The terms power and energy are frequently confused. Power is the rate at which energy is generated or consumed and hence is measured in units (e.g. watts) that represent energy per unit time.
For example, when a light bulb with a power rating of 100W is turned on for one hour, the energy used is 100 watt hours (W·h), 0.1 kilowatt hour, or 360 kJ. This same amount of energy would light a 40-watt bulb for 2.5 hours, or a 50-watt bulb for 2 hours.
Power stations are rated using units of power, typically megawatts or gigawatts (for example, the Three Gorges Dam is rated at approximately 22 gigawatts). This reflects the maximum power output it can achieve at any point in time.

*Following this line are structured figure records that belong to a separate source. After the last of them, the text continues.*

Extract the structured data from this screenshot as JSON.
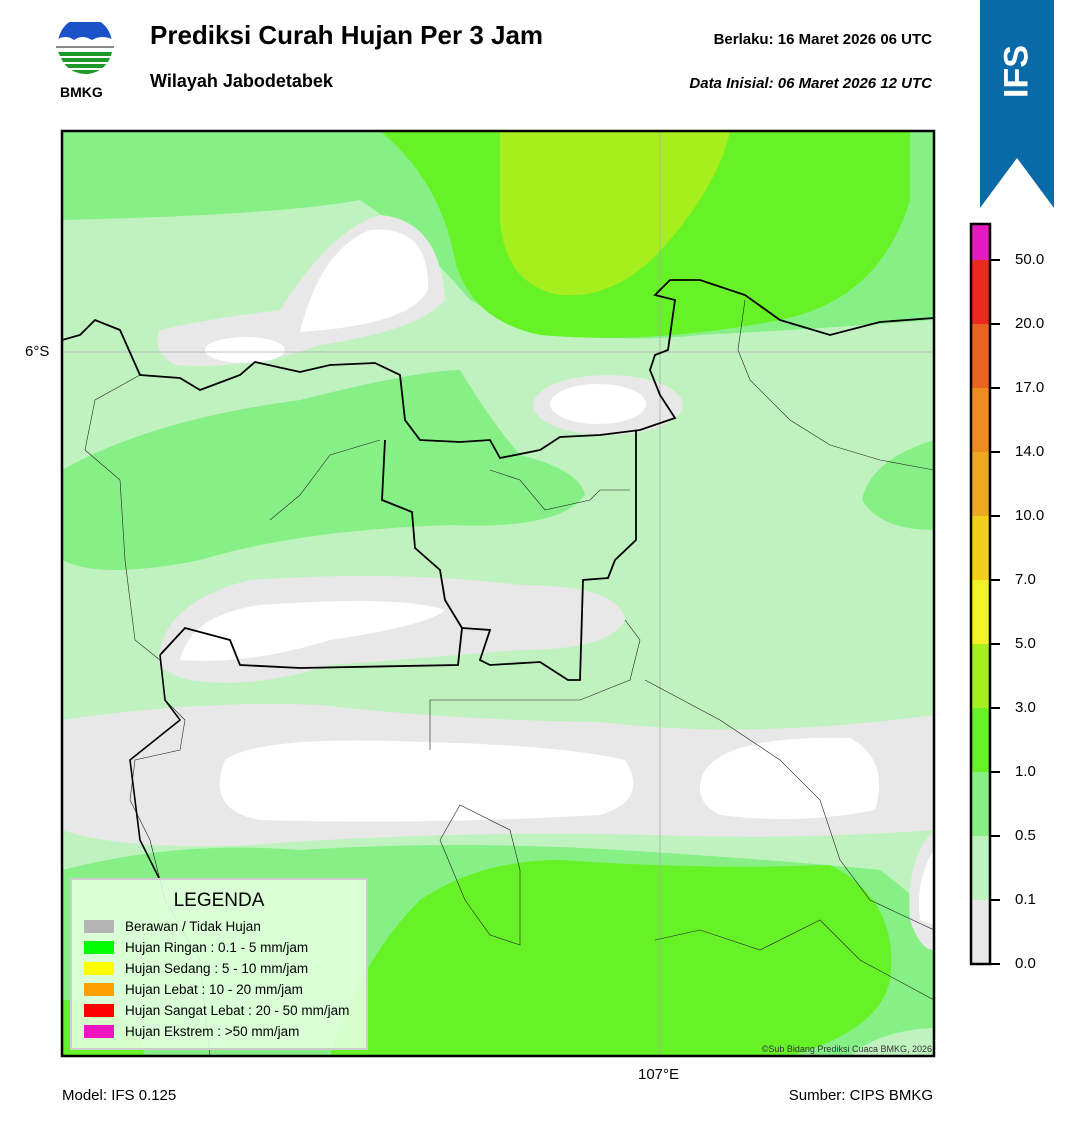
{
  "header": {
    "title": "Prediksi Curah Hujan Per 3 Jam",
    "subtitle": "Wilayah Jabodetabek",
    "valid_label": "Berlaku:  16 Maret 2026 06 UTC",
    "init_label": "Data Inisial:  06 Maret 2026 12 UTC",
    "logo_text": "BMKG"
  },
  "badge": {
    "text": "IFS",
    "color": "#0a6aa8"
  },
  "map": {
    "lat_label": "6°S",
    "lon_label": "107°E",
    "copyright": "©Sub Bidang Prediksi Cuaca BMKG, 2026",
    "colors": {
      "none": "#e8e8e8",
      "clear": "#ffffff",
      "c01": "#c0f2c0",
      "c05": "#86f086",
      "c1": "#66f226",
      "c3": "#a6ee1e"
    }
  },
  "legend": {
    "title": "LEGENDA",
    "items": [
      {
        "label": "Berawan / Tidak Hujan",
        "color": "#b4b4b4"
      },
      {
        "label": "Hujan Ringan : 0.1 - 5 mm/jam",
        "color": "#00ff00"
      },
      {
        "label": "Hujan Sedang : 5 - 10 mm/jam",
        "color": "#ffff00"
      },
      {
        "label": "Hujan Lebat : 10 - 20 mm/jam",
        "color": "#ffa000"
      },
      {
        "label": "Hujan Sangat Lebat : 20 - 50 mm/jam",
        "color": "#ff0000"
      },
      {
        "label": "Hujan Ekstrem : >50 mm/jam",
        "color": "#f014c0"
      }
    ]
  },
  "colorbar": {
    "ticks": [
      "0.0",
      "0.1",
      "0.5",
      "1.0",
      "3.0",
      "5.0",
      "7.0",
      "10.0",
      "14.0",
      "17.0",
      "20.0",
      "50.0"
    ],
    "colors": [
      "#e8e8e8",
      "#c0f2c0",
      "#86f086",
      "#66f226",
      "#a6ee1e",
      "#f2f224",
      "#f0d018",
      "#eca820",
      "#ec8c20",
      "#e86420",
      "#ec2820",
      "#e41cc0"
    ]
  },
  "footer": {
    "model": "Model: IFS 0.125",
    "source": "Sumber: CIPS BMKG"
  }
}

A power station’s annual energy output, however, would be recorded using units of energy (not power), typically gigawatt hours. Major energy production or consumption is often expressed as terawatt hours for a given period; often a calendar year or financial year. One terawatt hour of energy is equal to a sustained power delivery of approximately 114 megawatts for a period of one year. The watt second is a unit of energy, equal to the joule. One kilowatt hour is 3,600,000 watt seconds.
The watt second is used, for example, to rate the energy storage of flash lamps used in photography, although the term joule is generally employed. While watts per hour has a conceivable use in highly technical situations, it is almost always mistakenly used where watts or watt-hours is meant.